Updated Sep 15th, 2019 / 2 min read

About this...

One of several component design principles that states that the "dependency graph of components should have no cycles"




In the header image, component A relies on component B which relies on component C.

The problem is that component C also relies on A.

That creates a cycle.

We don't want dependency cycles because they:

  • Make the code hard to understand, thus reducing maintainability
  • Reduce the quality of the code and improve the likelihood of errors by making it harder to change one component without affecting another
  • Make it impossible to test each individual component because they can't be separated
  • Have the ability to violate The Dependency Rule

The following example demonstrates a violation of ADP. A cycle exists where UsernameGenerator relies on UserRepo, which relies on User, which relies on UsernameGenerator.
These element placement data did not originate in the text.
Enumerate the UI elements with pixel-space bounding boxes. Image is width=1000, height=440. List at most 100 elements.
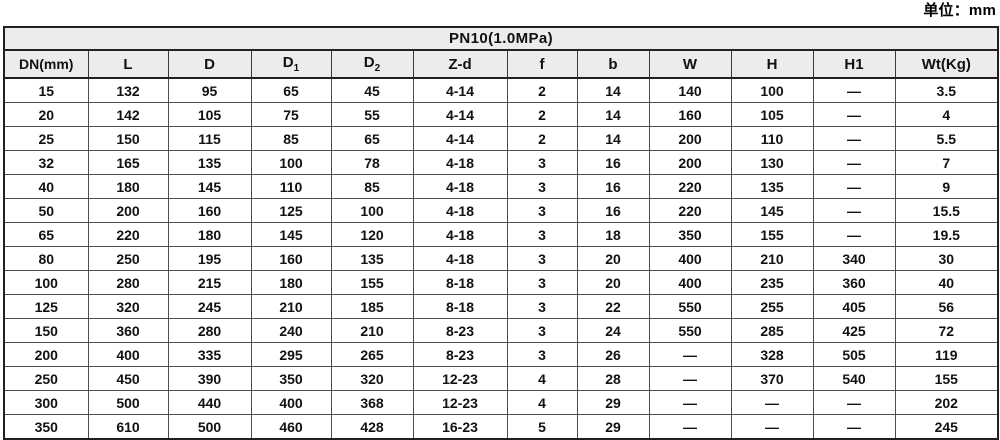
table-cell: 215: [167, 270, 252, 295]
table-cell: 110: [250, 174, 332, 199]
unit-caption: 单位：mm: [923, 2, 996, 19]
table-cell: 240: [250, 318, 332, 343]
table-row: 350 610 500 460 428 16-23 5 29— — —245: [3, 414, 999, 440]
column-header-f: f: [506, 49, 578, 79]
table-cell: 4: [506, 390, 578, 415]
cell-dn: 100: [3, 270, 89, 295]
table-row: 150 360 280 240 210 8-23 3 24 550 285 425 72: [3, 318, 999, 343]
table-cell: 2: [506, 126, 578, 151]
table-cell: 4-18: [412, 174, 508, 199]
table-cell: 210: [250, 294, 332, 319]
table-cell: —: [812, 126, 896, 151]
column-header-b: b: [576, 49, 650, 79]
table-cell: 110: [730, 126, 814, 151]
column-header-wtkg: Wt(Kg): [894, 49, 999, 79]
column-header-label: H: [766, 55, 778, 73]
table-cell: 165: [87, 150, 169, 175]
table-cell: 28: [576, 366, 650, 391]
table-cell: 340: [812, 246, 896, 271]
table-cell: 24: [576, 318, 650, 343]
column-header-label: f: [539, 55, 545, 73]
table-cell: 155: [730, 222, 814, 247]
table-cell: 400: [250, 390, 332, 415]
table-title: PN10(1.0MPa): [3, 26, 999, 51]
column-header-h1: H1: [812, 49, 896, 79]
column-header-label: L: [123, 55, 133, 73]
column-header-l: L: [87, 49, 169, 79]
cell-dn: 300: [3, 390, 89, 415]
table-cell: 550: [648, 318, 732, 343]
table-cell: 85: [250, 126, 332, 151]
table-cell: 328: [730, 342, 814, 367]
table-cell: 72: [894, 318, 999, 343]
table-cell: 26: [576, 342, 650, 367]
table-cell: —: [648, 414, 732, 440]
table-cell: 95: [167, 77, 252, 103]
column-header-d2: D2: [330, 49, 414, 79]
column-header-label: b: [608, 55, 618, 73]
table-title-row: PN10(1.0MPa): [3, 26, 999, 51]
column-header-label: D: [363, 54, 375, 71]
column-header-z-d: Z-d: [412, 49, 508, 79]
table-cell: 5.5: [894, 126, 999, 151]
table-cell: 100: [250, 150, 332, 175]
table-cell: 405: [812, 294, 896, 319]
table-cell: 200: [87, 198, 169, 223]
table-cell: 280: [87, 270, 169, 295]
table-cell: 155: [330, 270, 414, 295]
table-cell: 135: [330, 246, 414, 271]
table-cell: 3: [506, 246, 578, 271]
table-cell: 150: [87, 126, 169, 151]
column-header-subscript: 2: [374, 63, 381, 74]
cell-dn: 65: [3, 222, 89, 247]
column-header-d: D: [167, 49, 252, 79]
table-cell: 4-14: [412, 126, 508, 151]
table-cell: 220: [648, 198, 732, 223]
table-cell: 19.5: [894, 222, 999, 247]
table-cell: 400: [648, 246, 732, 271]
table-cell: 105: [167, 102, 252, 127]
table-row: 15 132 95 65 45 4-14 2 14 140 100—3.5: [3, 77, 999, 103]
table-cell: 8-18: [412, 270, 508, 295]
table-cell: 368: [330, 390, 414, 415]
table-cell: 180: [87, 174, 169, 199]
table-cell: 145: [730, 198, 814, 223]
table-cell: 500: [167, 414, 252, 440]
table-cell: 200: [648, 150, 732, 175]
table-cell: 220: [87, 222, 169, 247]
table-cell: 105: [730, 102, 814, 127]
table-cell: 135: [167, 150, 252, 175]
table-cell: 8-18: [412, 294, 508, 319]
table-cell: 4-18: [412, 150, 508, 175]
table-cell: 180: [250, 270, 332, 295]
table-cell: —: [812, 198, 896, 223]
table-cell: 119: [894, 342, 999, 367]
table-cell: 160: [250, 246, 332, 271]
table-cell: 7: [894, 150, 999, 175]
table-head: PN10(1.0MPa) DN(mm) L D D1 D2 Z-d f b W H H1 Wt(Kg): [3, 26, 999, 79]
table-row: 40 180 145 110 85 4-18 3 16 220 135—9: [3, 174, 999, 199]
table-cell: 540: [812, 366, 896, 391]
table-cell: 500: [87, 390, 169, 415]
table-cell: 155: [894, 366, 999, 391]
column-header-label: Wt(Kg): [921, 55, 971, 73]
table-cell: 295: [250, 342, 332, 367]
table-cell: 4-18: [412, 246, 508, 271]
column-header-dnmm: DN(mm): [3, 49, 89, 79]
cell-dn: 150: [3, 318, 89, 343]
column-header-d1: D1: [250, 49, 332, 79]
table-cell: 4-18: [412, 222, 508, 247]
table-cell: 75: [250, 102, 332, 127]
table-cell: 30: [894, 246, 999, 271]
table-cell: 390: [167, 366, 252, 391]
table-row: 25 150 115 85 65 4-14 2 14 200 110—5.5: [3, 126, 999, 151]
cell-dn: 40: [3, 174, 89, 199]
cell-dn: 125: [3, 294, 89, 319]
table-body: 15 132 95 65 45 4-14 2 14 140 100—3.5 20 142 105 75 55…: [3, 77, 999, 440]
table-cell: 210: [330, 318, 414, 343]
table-cell: 4-14: [412, 77, 508, 103]
column-header-label: Z-d: [448, 55, 472, 73]
table-cell: 202: [894, 390, 999, 415]
table-cell: 56: [894, 294, 999, 319]
table-cell: 8-23: [412, 318, 508, 343]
Dependency graph with a Cycle

How to fix it?

Two ways:

  1. Dependency Inversion. Stick an interface inbetween one of the relationships to break the cycle.
  2. Rethink your layers. If you've run into cycles like this, it might be a good signal that you're not following The Dependency Rule. You can fix that by aiming to understand and separate the concerns of your application into layers. See The Clean Architecture.

Other related topics

Dependency Inversion Principle

This is how we might be able to break a dependency cycle.

Check out this article, "Dependency Injection & Inversion Explained | Node.js w/ TypeScript".

The Dependency Rule

The direction of dependencies should form an acyclic graph where the lower-level components always rely on/point towards the higher-level policy.

For example, given the following generic application architecture, notice that all of the outer layer details point towards the inner-layer ones (Domain layer + Application layer)?

That's how you follow the dependency rule.